HIPAA security rule now in final form

Security rule now integrated with privacy rule

Final security standards under the Health Insurance Portability and Accountability Act (HIPAA) for protecting patient health information that is maintained or transmitted electronically have been adopted by the Department of Health and Human Services (HHS). All "covered entities," which includes health care providers, health plans, and health care clearinghouses, must comply with the rule, which was published Feb. 20, 2003, in the Federal Register. It includes the following provisions:

  • All work force members, including management, must receive security awareness training.
  • Organizations must conduct risk analyses to determine information security risks and vulnerabilities.
  • Organizations must establish policies and procedures that allow access to electronic protected health information (PHI) on a need-to-know basis.
  • Organizations must implement audit controls that record and examine who has logged into information systems that contain PHI.
  • Organizations must limit physical access to facilities that contain electronic PHI.
  • Organizations must establish and enforce sanctions against members of the work force who don’t follow information security policies and procedures.

The electronic signature standard, a component of the proposed rule, was removed from the final version.
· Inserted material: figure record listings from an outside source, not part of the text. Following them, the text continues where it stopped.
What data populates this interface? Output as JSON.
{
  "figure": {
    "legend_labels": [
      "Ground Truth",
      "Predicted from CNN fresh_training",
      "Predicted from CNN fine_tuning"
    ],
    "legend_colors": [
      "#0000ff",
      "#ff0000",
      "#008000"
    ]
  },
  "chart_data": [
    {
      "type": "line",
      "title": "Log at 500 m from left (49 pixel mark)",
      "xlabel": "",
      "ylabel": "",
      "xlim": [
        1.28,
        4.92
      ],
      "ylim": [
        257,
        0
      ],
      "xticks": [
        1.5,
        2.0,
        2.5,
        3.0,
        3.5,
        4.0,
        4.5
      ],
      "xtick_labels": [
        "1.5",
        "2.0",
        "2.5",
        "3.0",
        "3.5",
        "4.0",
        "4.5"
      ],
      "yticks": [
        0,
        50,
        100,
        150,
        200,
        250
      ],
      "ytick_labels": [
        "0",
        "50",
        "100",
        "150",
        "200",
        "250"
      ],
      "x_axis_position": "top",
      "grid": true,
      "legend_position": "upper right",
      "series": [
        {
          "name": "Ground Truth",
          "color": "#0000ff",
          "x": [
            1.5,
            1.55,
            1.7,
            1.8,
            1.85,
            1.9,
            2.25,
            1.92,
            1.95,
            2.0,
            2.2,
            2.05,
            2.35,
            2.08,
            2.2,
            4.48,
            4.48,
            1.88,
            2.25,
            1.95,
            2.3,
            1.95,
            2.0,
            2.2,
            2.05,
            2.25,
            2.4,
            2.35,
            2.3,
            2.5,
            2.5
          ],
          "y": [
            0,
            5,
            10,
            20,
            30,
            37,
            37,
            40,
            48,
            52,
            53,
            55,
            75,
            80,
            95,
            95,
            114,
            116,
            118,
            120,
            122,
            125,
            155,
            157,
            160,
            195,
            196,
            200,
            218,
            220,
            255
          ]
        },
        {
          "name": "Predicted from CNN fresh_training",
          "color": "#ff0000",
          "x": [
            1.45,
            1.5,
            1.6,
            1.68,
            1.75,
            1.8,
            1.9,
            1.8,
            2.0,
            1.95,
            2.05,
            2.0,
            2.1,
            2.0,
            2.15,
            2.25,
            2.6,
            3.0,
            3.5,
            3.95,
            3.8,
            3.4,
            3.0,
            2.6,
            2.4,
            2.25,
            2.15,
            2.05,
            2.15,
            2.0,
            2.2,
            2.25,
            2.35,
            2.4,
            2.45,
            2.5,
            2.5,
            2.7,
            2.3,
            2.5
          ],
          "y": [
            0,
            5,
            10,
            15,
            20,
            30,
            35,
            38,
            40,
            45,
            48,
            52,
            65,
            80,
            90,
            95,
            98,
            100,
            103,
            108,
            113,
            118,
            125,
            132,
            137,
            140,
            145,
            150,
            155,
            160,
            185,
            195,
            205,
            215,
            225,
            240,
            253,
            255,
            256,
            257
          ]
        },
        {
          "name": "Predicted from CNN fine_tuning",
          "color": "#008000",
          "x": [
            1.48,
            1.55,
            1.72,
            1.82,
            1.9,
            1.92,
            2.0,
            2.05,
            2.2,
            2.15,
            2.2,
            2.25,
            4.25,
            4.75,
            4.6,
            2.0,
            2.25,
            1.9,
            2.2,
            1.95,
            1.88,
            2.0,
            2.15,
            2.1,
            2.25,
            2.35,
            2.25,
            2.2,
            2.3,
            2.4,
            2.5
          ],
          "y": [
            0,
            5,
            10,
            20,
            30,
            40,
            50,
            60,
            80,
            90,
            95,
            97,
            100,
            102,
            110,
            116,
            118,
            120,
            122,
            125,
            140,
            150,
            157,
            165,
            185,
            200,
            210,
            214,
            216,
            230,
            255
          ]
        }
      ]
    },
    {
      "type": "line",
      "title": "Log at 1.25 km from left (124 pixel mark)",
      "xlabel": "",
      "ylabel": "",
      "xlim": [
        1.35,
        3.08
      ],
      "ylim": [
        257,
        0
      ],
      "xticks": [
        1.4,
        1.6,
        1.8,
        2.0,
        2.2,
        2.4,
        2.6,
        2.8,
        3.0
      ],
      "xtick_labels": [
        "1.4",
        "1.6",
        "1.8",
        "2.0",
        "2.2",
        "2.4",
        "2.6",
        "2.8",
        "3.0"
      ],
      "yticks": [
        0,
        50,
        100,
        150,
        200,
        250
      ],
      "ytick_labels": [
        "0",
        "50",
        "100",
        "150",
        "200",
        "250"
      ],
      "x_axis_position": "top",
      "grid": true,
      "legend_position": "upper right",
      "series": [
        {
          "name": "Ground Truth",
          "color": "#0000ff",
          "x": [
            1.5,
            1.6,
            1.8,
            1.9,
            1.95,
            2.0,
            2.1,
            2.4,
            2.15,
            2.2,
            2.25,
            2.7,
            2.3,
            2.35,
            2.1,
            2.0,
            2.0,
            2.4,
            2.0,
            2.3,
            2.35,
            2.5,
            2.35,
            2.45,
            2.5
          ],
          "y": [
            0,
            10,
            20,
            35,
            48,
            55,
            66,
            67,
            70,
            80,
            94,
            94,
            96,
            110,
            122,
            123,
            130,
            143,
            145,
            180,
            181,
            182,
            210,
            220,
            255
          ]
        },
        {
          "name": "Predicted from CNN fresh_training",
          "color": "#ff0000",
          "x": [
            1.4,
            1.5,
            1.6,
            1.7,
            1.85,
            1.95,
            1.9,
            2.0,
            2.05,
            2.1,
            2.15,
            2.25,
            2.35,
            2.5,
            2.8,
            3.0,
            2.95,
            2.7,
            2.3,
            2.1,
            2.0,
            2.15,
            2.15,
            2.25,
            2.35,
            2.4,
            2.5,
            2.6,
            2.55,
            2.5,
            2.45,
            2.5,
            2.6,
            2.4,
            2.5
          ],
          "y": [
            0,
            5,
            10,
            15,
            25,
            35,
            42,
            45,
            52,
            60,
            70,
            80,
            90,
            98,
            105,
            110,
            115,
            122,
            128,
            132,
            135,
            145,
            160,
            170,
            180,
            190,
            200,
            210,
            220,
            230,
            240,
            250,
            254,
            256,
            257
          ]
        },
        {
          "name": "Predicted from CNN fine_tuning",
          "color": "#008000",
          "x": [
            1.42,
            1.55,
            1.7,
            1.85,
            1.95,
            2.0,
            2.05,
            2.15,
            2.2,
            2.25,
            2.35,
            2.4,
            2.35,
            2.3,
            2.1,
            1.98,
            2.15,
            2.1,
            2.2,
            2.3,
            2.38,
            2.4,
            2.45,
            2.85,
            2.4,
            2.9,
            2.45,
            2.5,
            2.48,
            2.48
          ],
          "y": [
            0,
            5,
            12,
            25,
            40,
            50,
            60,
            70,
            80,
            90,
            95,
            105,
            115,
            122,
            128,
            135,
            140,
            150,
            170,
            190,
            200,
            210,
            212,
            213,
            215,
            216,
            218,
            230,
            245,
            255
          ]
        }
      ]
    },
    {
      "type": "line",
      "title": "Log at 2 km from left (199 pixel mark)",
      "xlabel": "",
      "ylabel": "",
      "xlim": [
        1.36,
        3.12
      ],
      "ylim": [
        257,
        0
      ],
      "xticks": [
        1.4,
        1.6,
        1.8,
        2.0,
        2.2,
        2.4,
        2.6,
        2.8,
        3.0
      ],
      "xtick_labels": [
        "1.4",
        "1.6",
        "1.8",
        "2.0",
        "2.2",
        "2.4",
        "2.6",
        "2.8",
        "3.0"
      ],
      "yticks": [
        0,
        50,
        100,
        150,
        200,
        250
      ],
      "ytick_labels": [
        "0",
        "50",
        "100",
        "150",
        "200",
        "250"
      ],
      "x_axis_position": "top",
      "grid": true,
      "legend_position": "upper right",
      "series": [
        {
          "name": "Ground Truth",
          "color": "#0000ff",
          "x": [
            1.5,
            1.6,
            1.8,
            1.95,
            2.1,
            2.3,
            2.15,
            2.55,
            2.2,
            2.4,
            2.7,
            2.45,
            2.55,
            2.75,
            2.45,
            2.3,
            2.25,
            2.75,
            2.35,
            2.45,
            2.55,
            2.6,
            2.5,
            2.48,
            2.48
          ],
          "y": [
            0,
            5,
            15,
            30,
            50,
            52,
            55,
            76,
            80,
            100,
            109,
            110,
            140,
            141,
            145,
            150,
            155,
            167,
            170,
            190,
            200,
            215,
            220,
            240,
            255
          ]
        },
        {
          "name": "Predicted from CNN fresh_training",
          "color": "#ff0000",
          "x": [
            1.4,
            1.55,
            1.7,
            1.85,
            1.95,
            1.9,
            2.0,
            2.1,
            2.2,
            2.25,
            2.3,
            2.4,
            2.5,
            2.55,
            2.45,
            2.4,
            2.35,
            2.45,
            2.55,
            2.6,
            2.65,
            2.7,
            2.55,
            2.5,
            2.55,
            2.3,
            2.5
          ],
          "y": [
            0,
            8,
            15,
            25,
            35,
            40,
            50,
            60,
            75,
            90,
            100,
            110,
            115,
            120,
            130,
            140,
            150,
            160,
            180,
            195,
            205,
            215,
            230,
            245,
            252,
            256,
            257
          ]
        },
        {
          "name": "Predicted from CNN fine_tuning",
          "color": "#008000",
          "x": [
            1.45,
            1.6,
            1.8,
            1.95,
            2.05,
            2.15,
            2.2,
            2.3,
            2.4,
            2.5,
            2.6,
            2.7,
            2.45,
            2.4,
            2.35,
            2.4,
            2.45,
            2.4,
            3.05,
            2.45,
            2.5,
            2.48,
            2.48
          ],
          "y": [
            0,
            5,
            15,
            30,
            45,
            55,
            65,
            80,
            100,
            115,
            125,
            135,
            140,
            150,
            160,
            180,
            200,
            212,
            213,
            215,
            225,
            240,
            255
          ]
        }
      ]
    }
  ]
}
HHS has said it will publish that standard in a separate final rule, but did not say when.

Some security experts have said the rule, while well integrated with the HIPAA privacy rule, lacks specific guidance in some critical areas, such as the requirement that encryption be used "only when deemed appropriate."

John Christiansen, JD, an attorney with Preston, Gates & Ellis, LLP, in Seattle, has said the HHS accomplished one of its goals, which was to integrate the security rule with the privacy rule. "A number of redundancies have been eliminated, as have some unclear concepts and rules," he said in the HIPAA Weekly Advisor, published by HCPro Inc.

For example, the chain of trust agreement, a document that would require business partners to protect electronic PHI received from covered entities, was eliminated. Covered entities are required to accomplish this through business associate agreements, which are required under the privacy rule.

HHS writes in the rule’s preamble that the regulations are consistent with "generally accepted security principles."

The regulations will become enforceable for most covered entities, including hospitals, on April 21, 2005. Small health plans will have an additional year to comply.

To view the final rule, go to www.access.gpo.gov. nIf you can automate, you can save time and money

Michigan facility used existing systems

Compliance with the privacy provisions of the Health Insurance Portability and Accountability Act (HIPAA) starts with a good assessment, says Gary Frownfelter, application team leader at Genesys Health System of Flint, MI. "People probably are more HIPAA-compliant than they think," he says. "We started documenting what we already had in place, started defining what our policies and systems already do."

"Early on we took the tactic of trying to maximize systems already in place," says Carol L. Joseph, RN, CCRN, privacy committee provider chairperson for Genesys. "We decided that our systems could be tweaked and used to a greater capacity."

One of the first tasks accomplished, says Joseph, was automation of the tracking and distribution of the privacy acknowledgement form. Joseph says her organization not only got the form down to one page, but they used existing ADT technology to identify patients who had not received and signed the form. "It was very costly from a printing standpoint to print a nine-page privacy form and have patients sign each time they visited one of our facilities. Our system now autoflags patients and autoprints forms for patients who have not signed a form. After that, they will not be flagged again. Requesting one time was part of our continuing effort to make things convenient for patients and efficient for Genesys."

In addition to automating, Genesys also put audits into place. "The ability to audit and ensure compliance help to identify where we might be having problems or breakdowns," explains Joseph. "It’s important to think ahead of time about how you’re going to measure compliance. If you wait until after a problem is discovered, it’s more complicated and labor-intensive."

Though technology has helped with HIPAA compliance, it is not without problems. One problem that needed attention was the periodic changing of passwords. Genesys has more than 130 different applications, many of which require a unique sign-on ID and password, explains Frownfelter.

"What started happening was employees, many of whom had to access up to eight systems a day, started putting their passwords on sticky notes and sticking them on their computer screens, which of course defeated the purpose of password sign-on," says Joseph.

To improve security and usability, Genesys purchased Coreport, a single sign-on portal system sold by CoreChange Inc. The portal allows a user to access multiple Genesys systems with one ID and password. The system also has an authorization feature that allows the administrator to determine the user’s access level.